Смута в России. XVII век — страница 68 из 114

[539]. Такова была «конституция» нового переходного порядка, установившегося после 17 июля 1610 года.

Как же получилось, что при всех этих лучших намерениях был сделан выбор в пользу кандидатуры королевича Владислава, обусловивший самое худшее продолжение событий? Помимо общеизвестного факта «агитационной» конкуренции полков гетмана Станислава Жолкевского и «Вора», оказавшихся под Москвой, надо вспомнить про более глубокие основания идеи унии с Речью Посполитой.

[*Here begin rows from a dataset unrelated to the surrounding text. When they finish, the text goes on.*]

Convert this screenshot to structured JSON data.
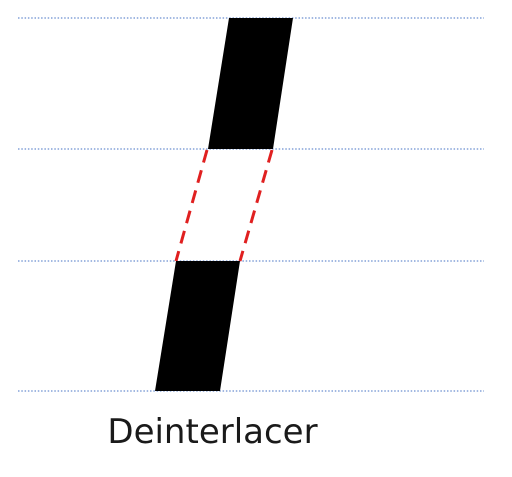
{
  "caption": "Deinterlacer",
  "colors": {
    "scanline": "#4472C4",
    "field_fill": "#000000",
    "interpolated_outline": "#E02020",
    "background": "#FFFFFF"
  },
  "diagram": {
    "scanlines": [
      "line-1",
      "line-2",
      "line-3",
      "line-4"
    ],
    "bands": [
      "upper-field-band",
      "interpolated-band",
      "lower-field-band"
    ]
  }
}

Ей был не чужд (Только с позиции сильной, а не слабой стороны) сам Иван Грозный, предлагавший в великие князья литовские своего сына Федора, да еще и подумывавший о вакантном польско-литовском престоле в период «бескоролевья». В Смуту эта уния едва не состоялась в связи с женитьбой мнимого сына Ивана Грозного на Марине Мнишек, получавшей наследственные права в землях Московского государства. Не исключено, что и «царь Дмитрий» мог со временем разменять свою популярность в «Литве» на королевский титул. Открывшиеся возможности взаимного узнавания жадно использовались в Русском государстве, задолго до франкоманов и англоманов, у нас появилась в начале XVII века полонофилы (да-да!). Боярам нравилось называть себя сенаторами, ратные люди снимали шапки-«мисюрки», глядя на воинственный строй гусарской конницы в кованых доспехах с пристегнутыми к ним знаменитыми длинными перьями. У торговых людей появлялась перспектива торговать от Каспия до Балтики. Самой соблазнительной и опасной оказывалась веротерпимость Речи Посполитой, которую, судя по примеру князя Ивана Хворостинина, тут же радикально переосмыслили как возможный отказ от православной обрядности. В обиход проникали польские слова: «дзякаем», «жедаем», «повинны» и проч., понимались без всякого перевода. Сохранившийся «русский архив» Яна Сапеги 1608–1611 годов показывает, что к этому полковнику и гетману, полтора года добивавшемуся сдачи на имя Лжедмитрия II великой национальной святыни — Троице-Сергиева монастыря — оказывается, было незазорно обращаться с приветственными словами даже таким людям, как глава боярской думы князь Федор Иванович Мстиславский и загадочный троицкий «архимандрит» Авраамий, в котором не без основания видят будущего самого талантливого обличителя «латинян» келаря Авраамия Палицына.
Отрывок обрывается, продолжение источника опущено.